Luckily, this quaint but time-consuming cooking treasure hunt isn’t the only way anymore.

I can open up my laptop and the internet can provide me with all of the recipes and inspiration there could possibly be—most of which come without a commitment or a paywall.

In particular, I find myself turning to Tasty, a subsection of Buzzfeed that offers short, informational videos featuring how to make a variety of different meals, desserts, and cocktails. I’ve found it’s even helpful to read some of the comments, which offer suggestions from those who have already tried it.

At first, I was really skeptical about this concept, considering all of the very hilarious clickbait listicles of people’s failed attempts at making recipes and crafts from Pinterest.

If this was 30 years ago, the concept of spontaneously calling up a recipe wouldn’t even be considered. It simply wasn’t possible. If I wanted to try a new cuisine, I would need to scourge through cookbooks (that I would need to already own). Instead of just scrolling through videos or typing a food or ingredient into Google, I would have to really plan my meals ahead.

The internet has infiltrated my kitchen. My international cravings can be immediately satisfied with a few clicks.

The first time I tried to make a Tasty recipe, it failed miserably. It was a stuffed breakfast pepper. After burning the pepper while the egg remained raw, I figured I would give it another shot.

I figured that these short, yet entertaining clips must not be giving us all the steps, or that the creators didn’t disclose everything. Based on my previous unsuccessful DIY projects, I wasn’t too surprised.

Of course, I continued to watch the videos because, as someone who loves food and cooking, these videos provided the perfect mini breaks that I needed, without giving much thought as to whether or not I would have any desire to actually attempt one of these recipes again.

After a friend successfully made a Tasty chicken parmesan lasagna recipe, I thought about trying it again. She reassured me that it didn’t look quite right but was still, well, you know tasty.
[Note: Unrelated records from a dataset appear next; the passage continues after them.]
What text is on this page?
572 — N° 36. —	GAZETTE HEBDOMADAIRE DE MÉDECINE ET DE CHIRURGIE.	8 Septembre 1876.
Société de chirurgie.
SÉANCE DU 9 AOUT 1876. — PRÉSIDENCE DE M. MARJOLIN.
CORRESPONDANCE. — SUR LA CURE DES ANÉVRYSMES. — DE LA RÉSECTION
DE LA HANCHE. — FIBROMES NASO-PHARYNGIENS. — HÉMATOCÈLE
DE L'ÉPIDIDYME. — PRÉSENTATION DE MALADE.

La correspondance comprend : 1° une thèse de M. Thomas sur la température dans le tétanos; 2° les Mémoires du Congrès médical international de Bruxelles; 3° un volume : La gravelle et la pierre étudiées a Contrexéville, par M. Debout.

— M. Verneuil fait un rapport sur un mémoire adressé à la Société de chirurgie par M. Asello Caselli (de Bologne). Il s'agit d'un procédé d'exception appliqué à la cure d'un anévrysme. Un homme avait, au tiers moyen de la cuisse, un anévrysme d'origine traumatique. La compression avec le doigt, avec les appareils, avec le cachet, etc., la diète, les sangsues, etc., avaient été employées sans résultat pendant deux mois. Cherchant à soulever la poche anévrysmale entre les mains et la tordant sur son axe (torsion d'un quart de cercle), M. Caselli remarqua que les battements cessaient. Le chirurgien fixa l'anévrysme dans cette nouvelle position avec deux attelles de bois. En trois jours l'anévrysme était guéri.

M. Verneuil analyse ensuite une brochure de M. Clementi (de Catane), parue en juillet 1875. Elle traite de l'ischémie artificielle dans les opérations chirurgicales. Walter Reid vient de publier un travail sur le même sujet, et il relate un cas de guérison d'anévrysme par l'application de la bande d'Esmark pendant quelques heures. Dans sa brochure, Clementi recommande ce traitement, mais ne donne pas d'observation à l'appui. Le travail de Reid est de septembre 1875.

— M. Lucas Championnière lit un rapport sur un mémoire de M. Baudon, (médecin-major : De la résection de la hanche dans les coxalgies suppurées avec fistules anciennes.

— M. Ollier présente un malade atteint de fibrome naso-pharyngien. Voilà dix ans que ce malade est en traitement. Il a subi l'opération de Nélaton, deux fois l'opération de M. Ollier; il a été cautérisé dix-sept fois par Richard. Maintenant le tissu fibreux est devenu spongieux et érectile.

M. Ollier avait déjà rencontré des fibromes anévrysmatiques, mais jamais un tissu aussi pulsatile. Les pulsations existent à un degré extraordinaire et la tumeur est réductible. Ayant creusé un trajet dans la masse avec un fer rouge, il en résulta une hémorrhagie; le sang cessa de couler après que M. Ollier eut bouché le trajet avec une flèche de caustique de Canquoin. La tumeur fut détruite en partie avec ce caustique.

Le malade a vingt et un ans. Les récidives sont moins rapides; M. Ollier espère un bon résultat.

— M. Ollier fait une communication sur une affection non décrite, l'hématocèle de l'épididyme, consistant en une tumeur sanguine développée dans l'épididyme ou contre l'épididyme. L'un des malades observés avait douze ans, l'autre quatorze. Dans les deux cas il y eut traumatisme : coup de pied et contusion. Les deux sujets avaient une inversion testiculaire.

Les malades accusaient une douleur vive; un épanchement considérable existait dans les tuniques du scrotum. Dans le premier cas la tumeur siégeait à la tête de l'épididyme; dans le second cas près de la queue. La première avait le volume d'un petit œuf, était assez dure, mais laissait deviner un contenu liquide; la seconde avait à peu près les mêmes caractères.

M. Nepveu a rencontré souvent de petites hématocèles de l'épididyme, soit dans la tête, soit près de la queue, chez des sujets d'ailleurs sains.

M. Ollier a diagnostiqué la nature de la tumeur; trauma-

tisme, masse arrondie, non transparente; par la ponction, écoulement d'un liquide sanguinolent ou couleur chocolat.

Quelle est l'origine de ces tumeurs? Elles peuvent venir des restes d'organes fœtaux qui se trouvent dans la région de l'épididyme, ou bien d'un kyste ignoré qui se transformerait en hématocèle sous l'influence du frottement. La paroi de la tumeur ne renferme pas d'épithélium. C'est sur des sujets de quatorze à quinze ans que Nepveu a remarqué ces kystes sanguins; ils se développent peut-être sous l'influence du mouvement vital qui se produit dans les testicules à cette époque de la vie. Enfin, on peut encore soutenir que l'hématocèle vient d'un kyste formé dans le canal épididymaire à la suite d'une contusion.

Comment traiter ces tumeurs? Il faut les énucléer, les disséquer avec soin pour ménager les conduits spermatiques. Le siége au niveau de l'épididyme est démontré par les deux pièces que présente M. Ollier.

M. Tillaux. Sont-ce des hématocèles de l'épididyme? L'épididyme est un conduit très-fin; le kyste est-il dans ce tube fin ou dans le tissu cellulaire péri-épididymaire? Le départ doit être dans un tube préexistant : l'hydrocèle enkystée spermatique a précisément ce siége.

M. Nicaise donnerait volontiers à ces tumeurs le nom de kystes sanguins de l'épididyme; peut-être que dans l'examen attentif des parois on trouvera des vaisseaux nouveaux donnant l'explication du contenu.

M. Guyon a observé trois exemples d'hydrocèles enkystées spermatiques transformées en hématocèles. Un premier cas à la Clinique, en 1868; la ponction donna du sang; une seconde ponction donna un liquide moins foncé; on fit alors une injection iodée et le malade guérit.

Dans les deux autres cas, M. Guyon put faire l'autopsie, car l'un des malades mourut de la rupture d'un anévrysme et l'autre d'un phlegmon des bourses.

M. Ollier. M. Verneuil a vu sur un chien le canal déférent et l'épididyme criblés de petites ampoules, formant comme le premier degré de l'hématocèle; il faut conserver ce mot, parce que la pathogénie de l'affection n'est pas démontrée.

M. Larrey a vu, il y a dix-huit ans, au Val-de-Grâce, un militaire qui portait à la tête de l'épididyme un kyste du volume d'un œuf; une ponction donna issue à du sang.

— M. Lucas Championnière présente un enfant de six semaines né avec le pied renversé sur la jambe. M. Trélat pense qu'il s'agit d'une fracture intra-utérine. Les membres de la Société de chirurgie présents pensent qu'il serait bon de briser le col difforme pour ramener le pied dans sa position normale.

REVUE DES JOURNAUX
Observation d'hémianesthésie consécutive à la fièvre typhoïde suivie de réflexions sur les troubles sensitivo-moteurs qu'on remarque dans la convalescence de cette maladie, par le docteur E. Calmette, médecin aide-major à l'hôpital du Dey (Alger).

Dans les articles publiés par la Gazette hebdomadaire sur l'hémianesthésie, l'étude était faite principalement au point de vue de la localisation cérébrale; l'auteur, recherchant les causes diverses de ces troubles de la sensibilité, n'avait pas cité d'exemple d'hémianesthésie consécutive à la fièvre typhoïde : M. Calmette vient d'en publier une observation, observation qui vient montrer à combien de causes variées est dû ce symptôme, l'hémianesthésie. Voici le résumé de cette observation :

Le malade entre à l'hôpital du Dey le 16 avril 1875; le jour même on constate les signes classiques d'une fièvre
Last night, I found myself in my all-too familiar situation. After forcing myself to close out of my Seamless food delivery app, I decided to look through Tasty’s videos on Facebook to see if I could find some inspiration.

I watched a few videos that seemed like too much of a time commitment for a Monday night. I finally settled on trying a one-pot alfredo with chicken, bacon, and spinach. I watched the video once, wrote down my ingredients, and headed to the store.

I began to cook slouching over my laptop watching a video, not in front of a recipe or a cookbook. I frequently started and stopped the 51-second video over the course of 42 minutes. When I finished it, the dish in front of me didn’t really look like Tasty’s, but in the end it tasted great.

In 2012, an article on Slate stated that cookbooks would go extinct and be replaced by all online sources. As someone who collects recipes on notecards kept in a box, this upsets me. However, those nights where I can’t imagine what I’m going to eat, the computer comes out before the note cards every time. And why is this?

Honestly though, anything that gets other people as excited about cooking as I am—and actually into the kitchen and making things with their own hands—is fine with me.